Z dit être devenu dessinateur par hasard, lorsqu’un de ses blogs a été censuré.
« J’ai découvert que je pouvais contourner la censure en m’exprimant à travers des dessins animés et atteindre un public plus large qui n’était pas intéressé par la politique. »
Sous Ben Ali, qui a été évincé lors du soulèvement populaire de 2011, « l’anonymat était nécessaire », a déclaré Z. « Après la révolution, j’aurais pu me faire connaître du public, mais il y a eu une montée de l’activité islamique menaçant quiconque était contre. Dieu. »
Et la religion est une formidable source d’inspiration pour un dessinateur, a-t-il ajouté.
Said a remporté les élections de 2019, mais a ensuite assumé des pouvoirs étendus en juillet 2021 et a fait adopter l’année dernière une Constitution qui a donné à son bureau des pouvoirs étendus et un parlement castré.
Depuis février, les autorités ont arrêté plus de 20 de ses opposants politiques et personnalités, dont d’anciens ministres et hommes d’affaires.
Bien que les dessins animés de Z paraissent rarement imprimés en Tunisie, ils sont très suivis sur Twitter, Facebook et Instagram. Le dessinateur a déclaré qu’il ne prétendait pas changer les mentalités à travers ses dessins, mais qu’il se félicitait des réactions qu’ils déclenchent, voire des insultes et des menaces.

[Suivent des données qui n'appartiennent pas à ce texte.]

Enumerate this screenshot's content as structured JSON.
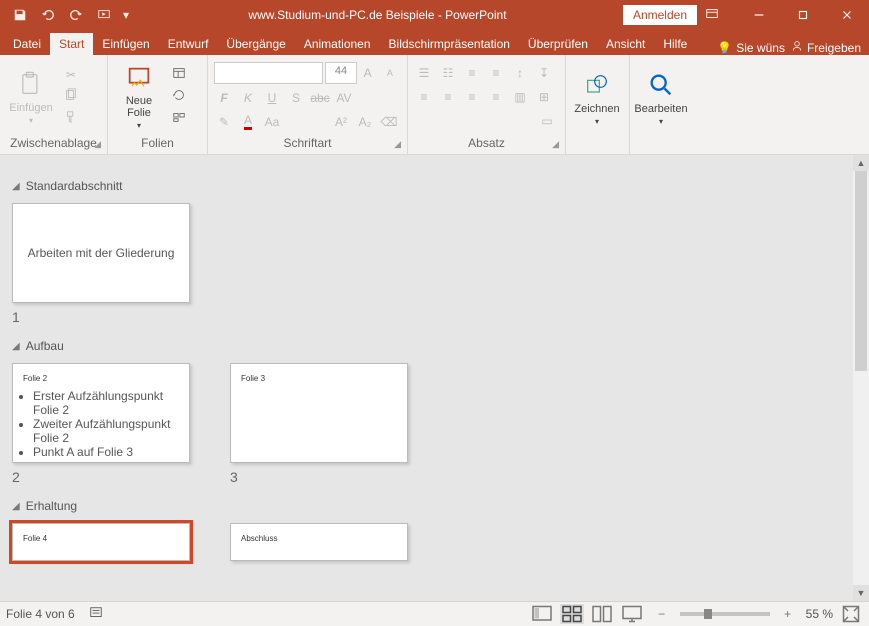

Ses dessins animés les plus récents portent des sous-titres en arabe, au lieu du français, pour toucher un public plus large, y compris les jeunes, a-t-il déclaré.
« Quand l’actualité s’emballe comme en ce moment, parfois je me réveille la nuit avec une idée que je dois absolument sortir », a-t-il déclaré.
Z estime que la Tunisie « est une dictature virant au fascisme » où « la haine et la discrimination » sont omniprésentes. Les gens « peuvent être attaqués dans la rue… juste pour avoir exprimé une opinion » et les partisans de Saïd « peuvent rapidement vous qualifier d’islamiste ou de traître ».
Mais aucun des dirigeants de la Tunisie moderne n’échappe à la colère de Z, pas même Habib Bourguiba qui, après l’indépendance du pays en 1956, en fut le premier président.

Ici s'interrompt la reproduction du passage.